Cellulose materials are inherently porous and water confined between the cellulose has been found to be more “stubborn” than bulk water [1]. In fact, a thin layer of water between the cellulose nanofibrils is needed for thermodynamic equilibrium [2]. Inside the fiber wall of wood and paper, the pores can be on the nanoscale [3], where interactions between the water and cellulose in the pore become increasingly significant. To capture these effects, a molecular dynamics (MD) approach is motivated, which offers atomic-level resolution and means to quantify interactions. 
In the present study, a novel non-equilibrium MD simulation method, first introduced by H. Frentrup et al. [4] for a general nanopore system, was employed to determine the transport diffusivities of moisture in cellulose nanopores of varying shapes and sizes.

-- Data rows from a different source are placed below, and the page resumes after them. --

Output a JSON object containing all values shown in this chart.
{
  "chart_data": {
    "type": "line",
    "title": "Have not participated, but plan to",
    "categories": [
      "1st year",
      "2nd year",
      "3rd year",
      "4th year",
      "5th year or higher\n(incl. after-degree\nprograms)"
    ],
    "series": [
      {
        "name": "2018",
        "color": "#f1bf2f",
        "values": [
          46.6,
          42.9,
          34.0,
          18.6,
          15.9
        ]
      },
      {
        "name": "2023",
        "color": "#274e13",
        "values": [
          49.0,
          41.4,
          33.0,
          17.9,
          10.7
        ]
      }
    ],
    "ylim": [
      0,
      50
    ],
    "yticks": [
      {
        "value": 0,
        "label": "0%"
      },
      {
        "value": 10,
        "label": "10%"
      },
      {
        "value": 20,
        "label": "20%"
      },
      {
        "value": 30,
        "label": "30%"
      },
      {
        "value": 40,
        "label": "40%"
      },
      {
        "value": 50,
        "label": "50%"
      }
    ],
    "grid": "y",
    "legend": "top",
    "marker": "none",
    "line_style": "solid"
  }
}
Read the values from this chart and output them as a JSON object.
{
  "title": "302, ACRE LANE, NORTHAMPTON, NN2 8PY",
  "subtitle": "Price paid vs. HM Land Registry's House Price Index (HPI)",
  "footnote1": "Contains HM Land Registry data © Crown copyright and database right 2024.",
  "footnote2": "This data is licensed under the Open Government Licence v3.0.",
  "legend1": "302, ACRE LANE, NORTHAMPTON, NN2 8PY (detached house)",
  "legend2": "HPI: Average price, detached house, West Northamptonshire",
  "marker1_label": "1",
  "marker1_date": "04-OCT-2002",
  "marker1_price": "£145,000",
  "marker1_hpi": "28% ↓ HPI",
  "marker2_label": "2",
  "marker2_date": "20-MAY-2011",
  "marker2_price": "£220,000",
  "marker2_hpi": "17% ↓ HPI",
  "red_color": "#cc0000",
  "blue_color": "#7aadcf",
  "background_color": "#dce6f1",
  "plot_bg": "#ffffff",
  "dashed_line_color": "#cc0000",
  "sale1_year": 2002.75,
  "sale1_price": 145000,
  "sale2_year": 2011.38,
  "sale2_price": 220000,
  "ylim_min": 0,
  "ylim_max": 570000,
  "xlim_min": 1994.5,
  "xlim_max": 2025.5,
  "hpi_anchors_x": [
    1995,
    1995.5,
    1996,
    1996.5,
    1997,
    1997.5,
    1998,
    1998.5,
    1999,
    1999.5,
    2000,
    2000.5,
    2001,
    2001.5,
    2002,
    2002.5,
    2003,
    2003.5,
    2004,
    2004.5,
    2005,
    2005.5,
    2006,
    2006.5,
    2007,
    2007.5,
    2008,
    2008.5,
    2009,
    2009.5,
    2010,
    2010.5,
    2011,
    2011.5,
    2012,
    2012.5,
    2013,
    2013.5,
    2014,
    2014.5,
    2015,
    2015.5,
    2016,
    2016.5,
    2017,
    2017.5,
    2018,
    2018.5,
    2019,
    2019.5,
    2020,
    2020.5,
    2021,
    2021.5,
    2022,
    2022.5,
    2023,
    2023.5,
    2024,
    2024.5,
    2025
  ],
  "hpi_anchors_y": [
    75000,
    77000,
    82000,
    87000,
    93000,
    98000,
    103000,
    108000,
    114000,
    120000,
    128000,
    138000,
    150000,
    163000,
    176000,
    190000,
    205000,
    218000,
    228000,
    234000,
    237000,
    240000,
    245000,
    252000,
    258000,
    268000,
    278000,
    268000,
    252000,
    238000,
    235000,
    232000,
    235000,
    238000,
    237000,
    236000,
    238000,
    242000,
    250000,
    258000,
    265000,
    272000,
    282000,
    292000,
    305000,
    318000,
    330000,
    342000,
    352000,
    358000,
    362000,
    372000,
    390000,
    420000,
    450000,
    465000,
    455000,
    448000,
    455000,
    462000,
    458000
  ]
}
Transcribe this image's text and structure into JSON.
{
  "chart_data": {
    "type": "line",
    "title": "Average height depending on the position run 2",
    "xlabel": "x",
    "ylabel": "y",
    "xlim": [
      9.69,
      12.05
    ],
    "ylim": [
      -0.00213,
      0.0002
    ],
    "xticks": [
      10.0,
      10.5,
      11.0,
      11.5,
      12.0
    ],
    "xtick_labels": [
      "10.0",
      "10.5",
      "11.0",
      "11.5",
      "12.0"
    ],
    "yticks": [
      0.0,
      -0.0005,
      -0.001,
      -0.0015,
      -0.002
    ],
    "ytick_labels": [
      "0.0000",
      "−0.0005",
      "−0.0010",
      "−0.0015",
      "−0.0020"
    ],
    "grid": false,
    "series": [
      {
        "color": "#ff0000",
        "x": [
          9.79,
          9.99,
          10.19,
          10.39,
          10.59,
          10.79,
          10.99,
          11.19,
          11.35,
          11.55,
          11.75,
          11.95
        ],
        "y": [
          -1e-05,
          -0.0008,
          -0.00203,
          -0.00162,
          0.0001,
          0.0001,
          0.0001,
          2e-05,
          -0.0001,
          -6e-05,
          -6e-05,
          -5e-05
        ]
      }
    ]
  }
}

By applying an external potential to a small region in the simulation box, a concentration gradient can be introduced, effectively mimicking the conditions of Fick’s first law. Previously applied to a variety of pores and fluids [5,6,7], the method is tested here for the first time in the context of cellulose and water. 
The results show the impact of pore morphology on the diffusivity and quantify the specific interactions between water and cellulose during concentration-driven transport. The determined coefficients provide initial values to be used in a continuum model, bridging the gap between molecular interactions and macroscopic transport.